Abstract

Since the beginning of the 21st century, one of the central research questions for Chinese IR scholars has been the definition, justification and conceptualization of China’s international identity. This was due both to the discussions in the Chinese academic community about China’s peaceful rise, caused by the rapid growth of China’s material power, and to the “constructivist turn” in the development of IR as a discipline in China. Understanding China’s international identity is important not only for China itself as a way of understanding “itself” and “others”, but also for the world community, since the self-positioning of a state reveals its national interests, aspirations, foreign policy strategy and behavior. From the founding of the People’s Republic of China in 1949 to the end of the 1990s, when analyzing its foreign policy self-positioning, it was always possible to identify a dominant international identity. In the 1950s it was a pronounced international identity of the PRC as a socialist country, in the 1960s–1980s as a third world country, since the 1990s as the largest developing country.
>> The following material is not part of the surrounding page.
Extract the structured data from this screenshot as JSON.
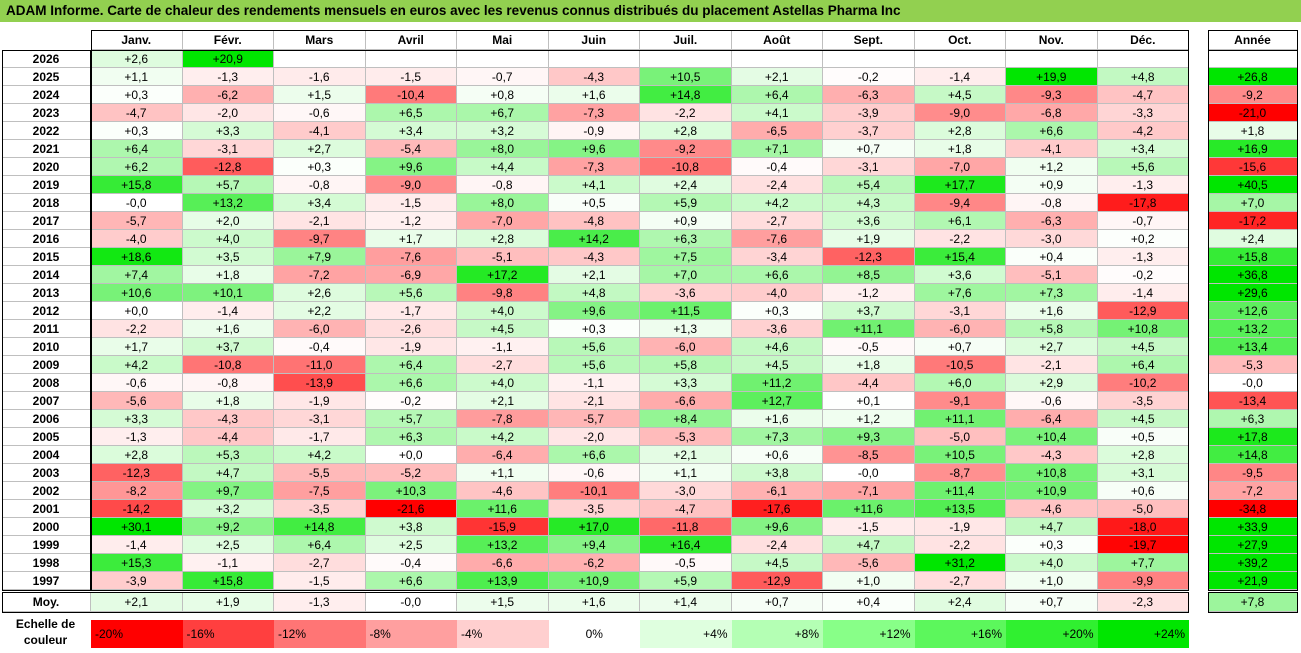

However, since the second half of the 1990s, China has started to reveal its identity as a responsible great power while simultaneously maintaining its identity as a developing country. The use of two international identities by China for almost three decades and the intention repeatedly emphasized by the Chinese leadership to maintain self-positioning as a developing country for a long time allow us to conclude that China’s dual international identity is not a reflection of the transition period of China’s development, but represents a complex phenomenon that requires conceptualization. The purpose of this article is to reveal the phenomenon of contemporary China having a dual international identity or, in other words, simultaneously two dominant international identities that determine China’s actions on the global stage. The author intended to reveal, based on an analysis of Chinese academic publications, the Chinese vision of the phenomenon of dual international identity.